The British baron is not to be confused with the baronet . The latter is not a title of nobility ( peerage ), but a hereditary knight title that classifies its bearer in the so-called gentry . Since 1965 only one new appointment of a baronet has taken place.

"Industry" - "Coal" - or "Newspaper Barons"

The concept of independence still resonates with the term baron today. In the late 19th and early 20th centuries were rich and powerful men of business and industry as "industrial Baron" , "railroad baron" or "chimney baron" as well as "Ruhr Baron" or " robber baron " called. There was a silk baron in Krefeld . Influential newspaper owners and media entrepreneurs were also known colloquially as "newspaper barons" .

In the Upper Silesian industrial area , which arose from around 1800 on previously agricultural estates, it was actually often noble landlords who became “coal barons” , such as Carl Franz von Ballestrem . Its manager Karl Godulla later built up his own, even larger coal empire, which his son-in-law Hans-Ulrich Graf von Schaffgotsch took over.

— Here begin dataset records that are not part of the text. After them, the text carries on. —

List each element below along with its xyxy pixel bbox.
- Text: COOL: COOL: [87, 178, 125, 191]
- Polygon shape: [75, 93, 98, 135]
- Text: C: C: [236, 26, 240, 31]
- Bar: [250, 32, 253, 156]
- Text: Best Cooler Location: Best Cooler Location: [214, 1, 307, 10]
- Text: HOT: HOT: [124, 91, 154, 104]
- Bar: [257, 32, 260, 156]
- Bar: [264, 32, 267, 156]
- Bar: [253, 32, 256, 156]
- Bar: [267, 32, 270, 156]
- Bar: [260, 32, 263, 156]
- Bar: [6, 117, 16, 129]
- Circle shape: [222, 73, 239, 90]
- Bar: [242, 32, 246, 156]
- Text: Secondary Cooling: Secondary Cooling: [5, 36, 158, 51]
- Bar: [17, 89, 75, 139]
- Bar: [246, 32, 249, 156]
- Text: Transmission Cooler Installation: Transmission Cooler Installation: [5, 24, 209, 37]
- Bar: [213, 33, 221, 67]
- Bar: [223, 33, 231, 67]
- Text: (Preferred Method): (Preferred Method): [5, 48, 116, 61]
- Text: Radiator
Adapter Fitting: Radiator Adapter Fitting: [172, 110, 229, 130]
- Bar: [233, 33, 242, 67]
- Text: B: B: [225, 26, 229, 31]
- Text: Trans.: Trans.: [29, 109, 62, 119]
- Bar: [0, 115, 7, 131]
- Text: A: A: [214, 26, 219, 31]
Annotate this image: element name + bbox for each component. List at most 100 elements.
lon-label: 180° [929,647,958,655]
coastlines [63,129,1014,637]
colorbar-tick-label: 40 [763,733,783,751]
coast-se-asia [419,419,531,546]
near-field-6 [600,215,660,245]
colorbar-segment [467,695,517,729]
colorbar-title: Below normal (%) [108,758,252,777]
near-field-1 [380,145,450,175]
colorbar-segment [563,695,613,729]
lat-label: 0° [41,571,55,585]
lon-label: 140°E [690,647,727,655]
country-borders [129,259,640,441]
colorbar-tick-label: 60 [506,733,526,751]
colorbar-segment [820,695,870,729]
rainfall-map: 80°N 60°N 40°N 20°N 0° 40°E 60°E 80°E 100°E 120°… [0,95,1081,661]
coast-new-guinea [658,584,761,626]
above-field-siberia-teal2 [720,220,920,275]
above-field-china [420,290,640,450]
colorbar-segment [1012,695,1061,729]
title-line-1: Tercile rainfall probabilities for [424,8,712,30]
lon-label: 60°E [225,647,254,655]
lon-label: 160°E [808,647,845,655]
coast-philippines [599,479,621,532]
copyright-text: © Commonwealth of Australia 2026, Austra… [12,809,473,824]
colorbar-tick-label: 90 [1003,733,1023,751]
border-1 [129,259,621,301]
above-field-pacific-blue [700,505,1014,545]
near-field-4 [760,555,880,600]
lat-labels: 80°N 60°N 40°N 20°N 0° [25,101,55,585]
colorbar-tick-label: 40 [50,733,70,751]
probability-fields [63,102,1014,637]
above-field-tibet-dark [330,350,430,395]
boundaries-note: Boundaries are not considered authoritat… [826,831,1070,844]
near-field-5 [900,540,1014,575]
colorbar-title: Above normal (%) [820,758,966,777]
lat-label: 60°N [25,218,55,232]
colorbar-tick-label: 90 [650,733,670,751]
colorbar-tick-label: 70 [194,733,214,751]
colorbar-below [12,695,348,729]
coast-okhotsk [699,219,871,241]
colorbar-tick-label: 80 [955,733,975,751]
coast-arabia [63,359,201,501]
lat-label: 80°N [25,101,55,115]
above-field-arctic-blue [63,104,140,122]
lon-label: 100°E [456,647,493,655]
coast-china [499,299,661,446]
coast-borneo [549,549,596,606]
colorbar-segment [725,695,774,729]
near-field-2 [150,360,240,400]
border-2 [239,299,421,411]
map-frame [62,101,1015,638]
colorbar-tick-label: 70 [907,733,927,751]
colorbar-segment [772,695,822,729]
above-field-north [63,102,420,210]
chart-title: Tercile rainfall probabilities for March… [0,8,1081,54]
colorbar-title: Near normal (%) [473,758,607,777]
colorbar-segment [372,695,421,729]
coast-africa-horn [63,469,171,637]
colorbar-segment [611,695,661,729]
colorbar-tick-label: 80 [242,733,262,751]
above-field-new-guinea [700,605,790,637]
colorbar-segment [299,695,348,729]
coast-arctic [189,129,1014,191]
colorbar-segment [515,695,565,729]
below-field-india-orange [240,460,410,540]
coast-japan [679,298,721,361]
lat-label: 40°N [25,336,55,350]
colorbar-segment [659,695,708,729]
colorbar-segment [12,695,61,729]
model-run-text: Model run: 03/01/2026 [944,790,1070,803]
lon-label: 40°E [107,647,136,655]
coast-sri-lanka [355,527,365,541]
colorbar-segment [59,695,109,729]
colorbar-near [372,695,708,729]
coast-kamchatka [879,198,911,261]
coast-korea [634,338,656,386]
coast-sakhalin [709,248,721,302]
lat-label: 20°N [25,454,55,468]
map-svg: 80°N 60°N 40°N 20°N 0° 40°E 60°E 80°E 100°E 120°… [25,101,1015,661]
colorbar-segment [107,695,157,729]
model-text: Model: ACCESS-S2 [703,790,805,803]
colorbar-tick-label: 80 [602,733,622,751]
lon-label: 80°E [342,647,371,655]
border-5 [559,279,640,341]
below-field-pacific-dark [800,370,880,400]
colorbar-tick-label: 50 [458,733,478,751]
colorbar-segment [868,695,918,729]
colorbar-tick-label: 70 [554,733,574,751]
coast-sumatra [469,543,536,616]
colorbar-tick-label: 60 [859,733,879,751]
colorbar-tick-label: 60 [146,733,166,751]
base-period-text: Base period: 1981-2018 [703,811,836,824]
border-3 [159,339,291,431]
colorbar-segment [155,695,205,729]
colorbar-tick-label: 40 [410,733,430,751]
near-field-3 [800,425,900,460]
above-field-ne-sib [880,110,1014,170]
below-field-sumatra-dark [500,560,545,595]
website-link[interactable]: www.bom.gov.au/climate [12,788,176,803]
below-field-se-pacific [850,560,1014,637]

The noble families Henckel von Donnersmarck , Tiele-Winckler or Magnis and Prince Hugo zu Hohenlohe-Öhringen also built up large mining companies there.


  • Gabriele von Olberg: The terms for social classes, classes and groups in the Leges barbarorum. de Gruyter, Berlin 1991, ISBN 3-11-012218-9 .
  • Johannes Baron von Mirbach: noble names, noble titles, how do you do it right: a contemporary guide for work and society. Starke, Limburg an der Lahn 1999, ISBN 3-7980-0540-0 .
  • Friedrich von Fircks: About the origin of the nobility in the Baltic Sea provinces of Russia and the predicate baron due to the old knight families there. Mitau and Leipzig 1843 ( full text).

Web links

Wiktionary: Baron  - explanations of meanings, word origins, synonyms, translations
Wikisource: Zedler: Baron  - Sources and full texts

Individual evidence

  1. ^ Duden online : Baroness, die. Baroness that. Baroness that. Retrieved February 5, 2020.
  2. István Bóna: The Dawn of the Middle Ages: Gepids and Longobards in the Carpathian Basin , p. 76. Corvina-Verlag, Budapest 1976. ISBN 9631344959 .
  3. ^ Johannes Baron von Mirbach: Noble names, noble titles. CAStarke Verlag, Limburg an der Lahn, 1999, ISBN 3-7980-0540-0
  4. ^ Johannes Baron von Mirbach: Noble names, noble titles. CAStarke Verlag, Limburg an der Lahn, 1999, ISBN 3-7980-0540-0
  5. Christof Mauch : Who were the robber barons? In: ders., The 101 Most Important Questions in American History. Munich 2008. pp. 61-63.